One type of spaghetti-like filament developed by Stupp's team is a nanostructure of small bits of protein that glue themselves together spontaneously. These nanofilaments are so small that more than 50,000 would fit across the width of a human hair, and they can serve as smart scaffolds for many uses. For example, Stupp attached to these fibers signaling substances that mimic a powerful substance called VEGF that can promote the formation of new blood vessels. The VEGF-mimic caused new blood vessels to form in mice (stand-ins for humans) with blood vessel damage.
"When VEGF itself was used in clinical trials on humans, it didn't work, despite a lot of laboratory research that suggested otherwise," said Stupp. "The problem was that VEGF was quickly broken down in the body. The nanofilament scaffold, however, lasts in the body for weeks, which allows the VEGF-mimic more time to grow vessels." Eventually, the nanofilaments break down and disappear, leaving only the new blood vessels behind.
In other research, his group developed so-called "noodle gels," which are nanofibers that form long, noodle-like gels when they are heated, cooled and then squeezed out from a pipette (much like frosting from a piping bag) into salty water. These gels can be more than half an inch long and are visible with the naked eye.
These noodle gels are a potential solution to a long-standing problem in regenerative medicine. It involves delivering proteins, biological signals and stem cells in a specific direction to target precisely the damaged parts of the heart, brain, spinal cord or other organs. Noodle gels can align stem cells in the linear fashion needed for proper repair of damaged tissue. Those strings could also serve as "spaghetti highways" to guide cells in our bodies to a specific location where repair is needed. Alternatively, the noodle gels containing aligned filaments could deliver signaling proteins and other beneficial substances to diseased locales.
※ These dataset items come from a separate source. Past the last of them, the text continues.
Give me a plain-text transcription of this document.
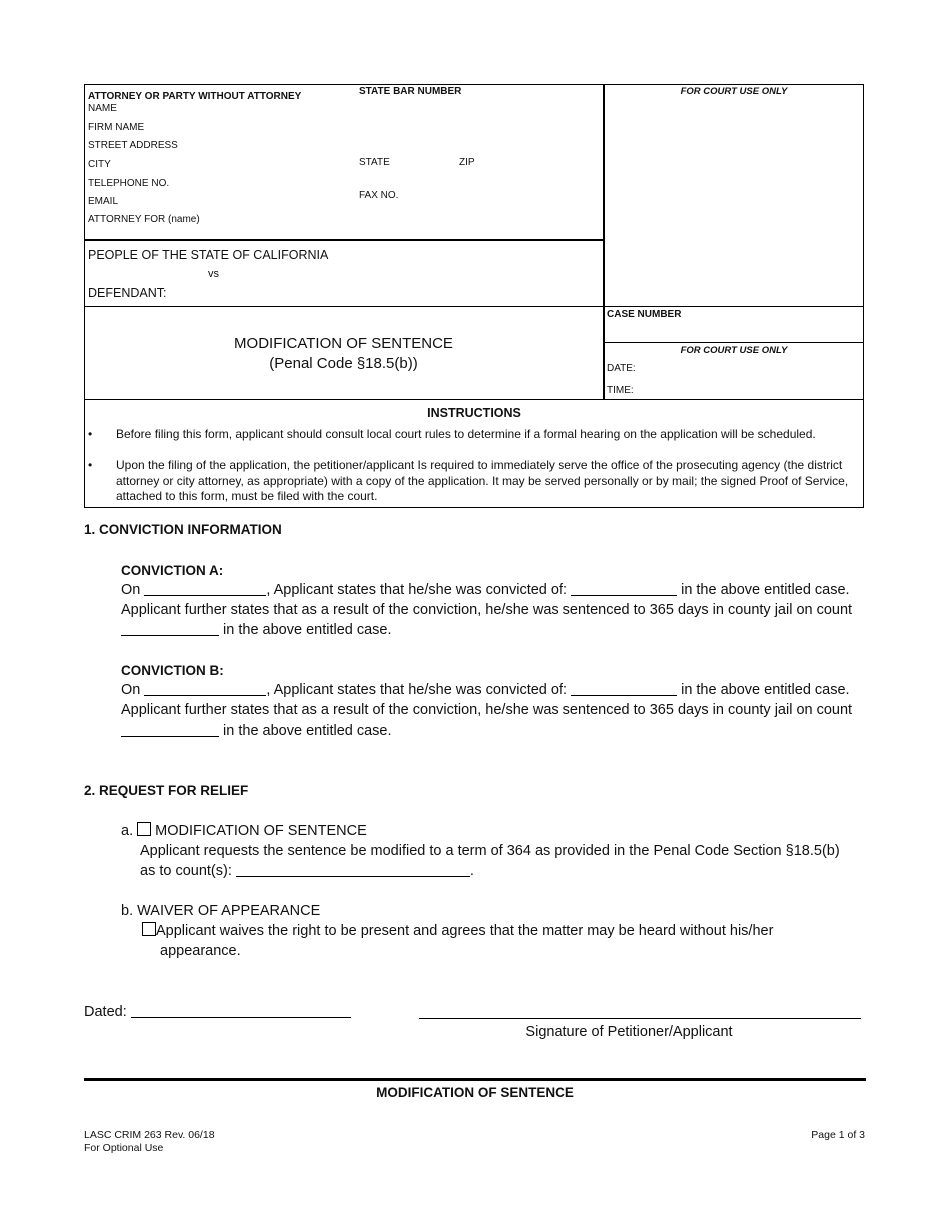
ATTORNEY OR PARTY WITHOUT ATTORNEY	STATE BAR NUMBER	FOR COURT USE ONLY
NAME
FIRM NAME
STREET ADDRESS
CITY	STATE	ZIP
TELEPHONE NO.
FAX NO.
EMAIL
ATTORNEY FOR (name)
PEOPLE OF THE STATE OF CALIFORNIA
vs
DEFENDANT:
MODIFICATION OF SENTENCE
(Penal Code §18.5(b))
CASE NUMBER
FOR COURT USE ONLY
DATE:
TIME:
INSTRUCTIONS
• Before filing this form, applicant should consult local court rules to determine if a formal hearing on the application will be scheduled.
• Upon the filing of the application, the petitioner/applicant Is required to immediately serve the office of the prosecuting agency (the district attorney or city attorney, as appropriate) with a copy of the application. It may be served personally or by mail; the signed Proof of Service, attached to this form, must be filed with the court.
1. CONVICTION INFORMATION
CONVICTION A:
On	, Applicant states that he/she was convicted of:	in the above entitled case.
Applicant further states that as a result of the conviction, he/she was sentenced to 365 days in county jail on count
in the above entitled case.
CONVICTION B:
On	, Applicant states that he/she was convicted of:	in the above entitled case.
Applicant further states that as a result of the conviction, he/she was sentenced to 365 days in county jail on count
in the above entitled case.
2. REQUEST FOR RELIEF
a. MODIFICATION OF SENTENCE
Applicant requests the sentence be modified to a term of 364 as provided in the Penal Code Section §18.5(b)
as to count(s):	.
b. WAIVER OF APPEARANCE
Applicant waives the right to be present and agrees that the matter may be heard without his/her
appearance.
Dated:
Signature of Petitioner/Applicant
MODIFICATION OF SENTENCE
LASC CRIM 263 Rev. 06/18
For Optional Use
Page 1 of 3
Many of Stupp's innovations are in the preclinical stage of testing by various companies, including his own company called Nanotope. These include materials for spinal cord, cartilage, blood vessel and bone regeneration. He predicts that some of these could be in clinical trials within the next five years. Eventually, the nanofibers and gels might someday allow doctors to simply "fix" damage that is currently impossible to treat, improving the quality of life for millions of people with devastating injuries and conditions.